Abstract
There is extensive interindividual variability in drug response and tolerability. One of the major reasons for this is differences in drug metabolism, which may reflect pharmacogenetic variability and/or environmental factors, such as age and drug-drug interactions. Cytochrome P450 3A4 (CYP3A4) is the most important enzyme in drug metabolism, but its phenotype is not determined by pharmacogenetic differences. Thus there is a great interest in identifying practical non-genetic measures as potential CYP3A4 biomarkers. 4β-Hydroxycholesterol (4βOHC) is formed from cholesterol by CYP3A4 and has been proposed as a biomarker for determination of individual patients CYP3A4 activity (phenotype).
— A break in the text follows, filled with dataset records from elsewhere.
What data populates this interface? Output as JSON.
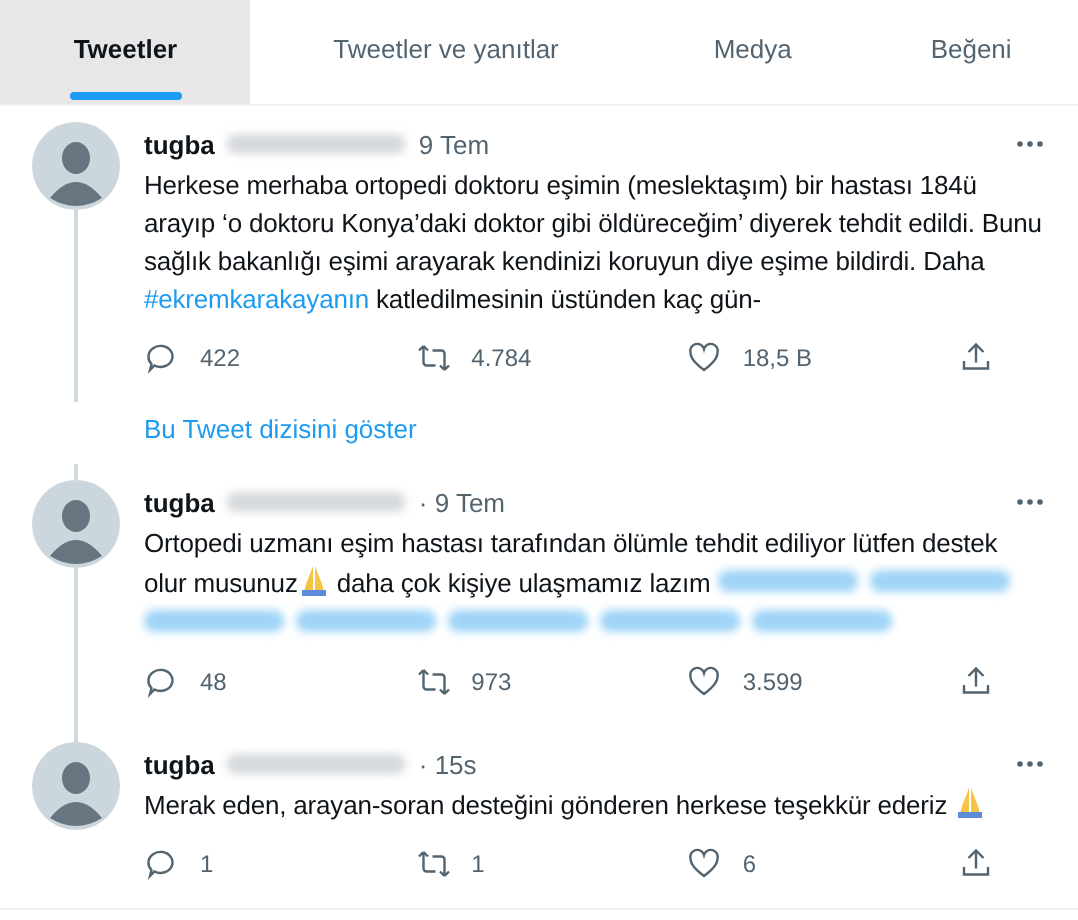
{
  "tabs": [
    {
      "label": "Tweetler",
      "selected": true
    },
    {
      "label": "Tweetler ve yanıtlar",
      "selected": false
    },
    {
      "label": "Medya",
      "selected": false
    },
    {
      "label": "Beğeni",
      "selected": false
    }
  ],
  "tweets": [
    {
      "name": "tugba",
      "time": "9 Tem",
      "thread_below": true,
      "thread_above": false,
      "body": [
        {
          "kind": "text",
          "text": "Herkese merhaba ortopedi doktoru eşimin (meslektaşım) bir hastası 184ü arayıp ‘o doktoru Konya’daki doktor gibi öldüreceğim’ diyerek tehdit edildi. Bunu sağlık bakanlığı eşimi arayarak kendinizi koruyun diye eşime bildirdi. Daha "
        },
        {
          "kind": "hashtag",
          "text": "#ekremkarakayanın"
        },
        {
          "kind": "text",
          "text": " katledilmesinin üstünden kaç gün-"
        }
      ],
      "replies": "422",
      "retweets": "4.784",
      "likes": "18,5 B",
      "show_thread": "Bu Tweet dizisini göster"
    },
    {
      "name": "tugba",
      "time": "· 9 Tem",
      "thread_below": true,
      "thread_above": true,
      "body": [
        {
          "kind": "text",
          "text": "Ortopedi uzmanı eşim hastası tarafından ölümle tehdit ediliyor lütfen destek olur musunuz"
        },
        {
          "kind": "emoji"
        },
        {
          "kind": "text",
          "text": " daha çok kişiye ulaşmamız lazım "
        },
        {
          "kind": "blur"
        },
        {
          "kind": "blur"
        },
        {
          "kind": "blur"
        },
        {
          "kind": "blur"
        },
        {
          "kind": "blur"
        },
        {
          "kind": "blur"
        },
        {
          "kind": "blur"
        }
      ],
      "replies": "48",
      "retweets": "973",
      "likes": "3.599"
    },
    {
      "name": "tugba",
      "time": "· 15s",
      "thread_below": false,
      "thread_above": true,
      "body": [
        {
          "kind": "text",
          "text": "Merak eden, arayan-soran desteğini gönderen herkese teşekkür ederiz "
        },
        {
          "kind": "emoji"
        }
      ],
      "replies": "1",
      "retweets": "1",
      "likes": "6"
    }
  ]
}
The overall aim of this thesis was to investigate different aspects of 4β-hydroxycholesterol as a potential biomarker for CYP3A4 phenotype.
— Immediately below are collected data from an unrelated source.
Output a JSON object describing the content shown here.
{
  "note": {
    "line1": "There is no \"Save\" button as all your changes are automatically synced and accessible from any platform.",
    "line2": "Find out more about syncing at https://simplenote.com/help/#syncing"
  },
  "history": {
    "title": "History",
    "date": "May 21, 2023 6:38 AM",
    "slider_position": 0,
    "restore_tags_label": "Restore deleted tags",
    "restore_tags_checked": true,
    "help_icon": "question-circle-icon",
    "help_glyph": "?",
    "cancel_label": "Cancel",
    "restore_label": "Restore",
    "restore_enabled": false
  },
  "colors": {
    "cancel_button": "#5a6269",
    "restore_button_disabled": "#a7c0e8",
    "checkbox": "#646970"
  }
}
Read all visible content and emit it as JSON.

An initial study of the thesis found a significant correlation between 4βOHC level and daily dose but not steady-state serum concentration of carbamazepine, a potent CYP3A4 inducer. The dose specific induction indicated that 4βOHC level reflects both intestinal and hepatic phenotype, which is considered important for a CYP3A4 biomarker to be robust. A second study investigating the correlation between 4βOHC level and steady-state serum concentration during oral use of the antipsychotic drug quetiapine, a CYP3A4 substrate subjected to extensive presystemic metabolism, showed that 4βOHC level, age and gender explained approximately 30% of the variability in dose-corrected serum concentrations of quetiapine. In addition to supporting a role of intestinal CYP3A4 in biomarker formation, the study supported a potential clinical usefulness of 4βOHC as a biomarker for estimation of individual dose requirements of quetiapine, as well as monitoring of CYP3A4 phenotype during ongoing therapy. However, in a subsequent third study in 22 healthy volunteers who consumed grapefruit juice (GFJ), an intestinal CYP3A4 inhibitor, for three weeks, no significant reduction in cholesterol corrected levels of 4βOHC was observed. This latter finding suggests that intestinal CYP3A4 likely plays a minor role in formation of 4βOHC.
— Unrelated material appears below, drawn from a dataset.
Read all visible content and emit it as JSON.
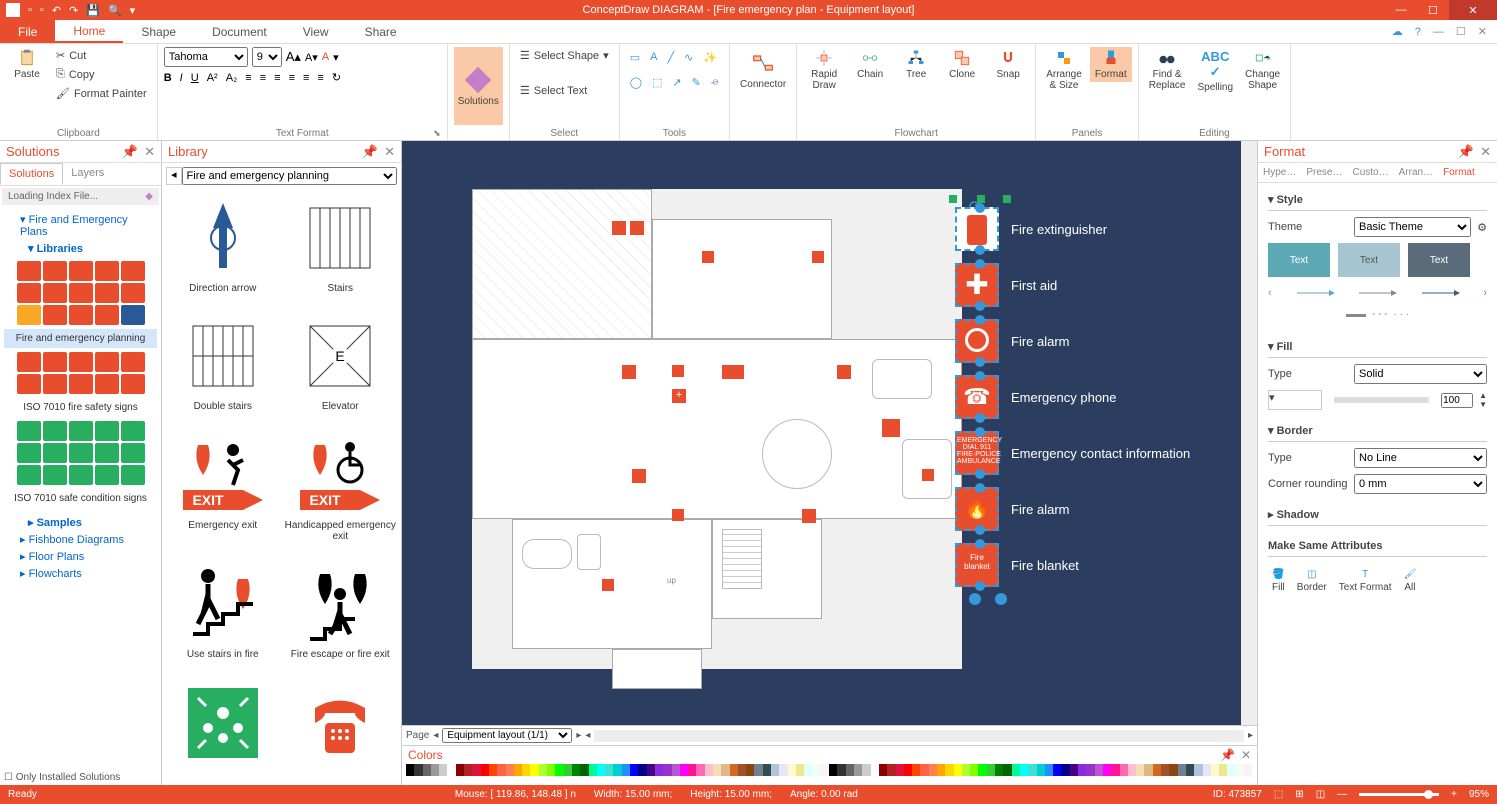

In conclusion, the findings of the thesis may support a potential application of 4βOHC as an endogenous biomarker for monitoring of CYP3A4 phenotype in clinical practice, but it is unlikely that it could be used for estimation of individual dose requirements of CYP3A4 substrates without accounting for other factors of importance for the respective drug’s pharmacokinetic variability.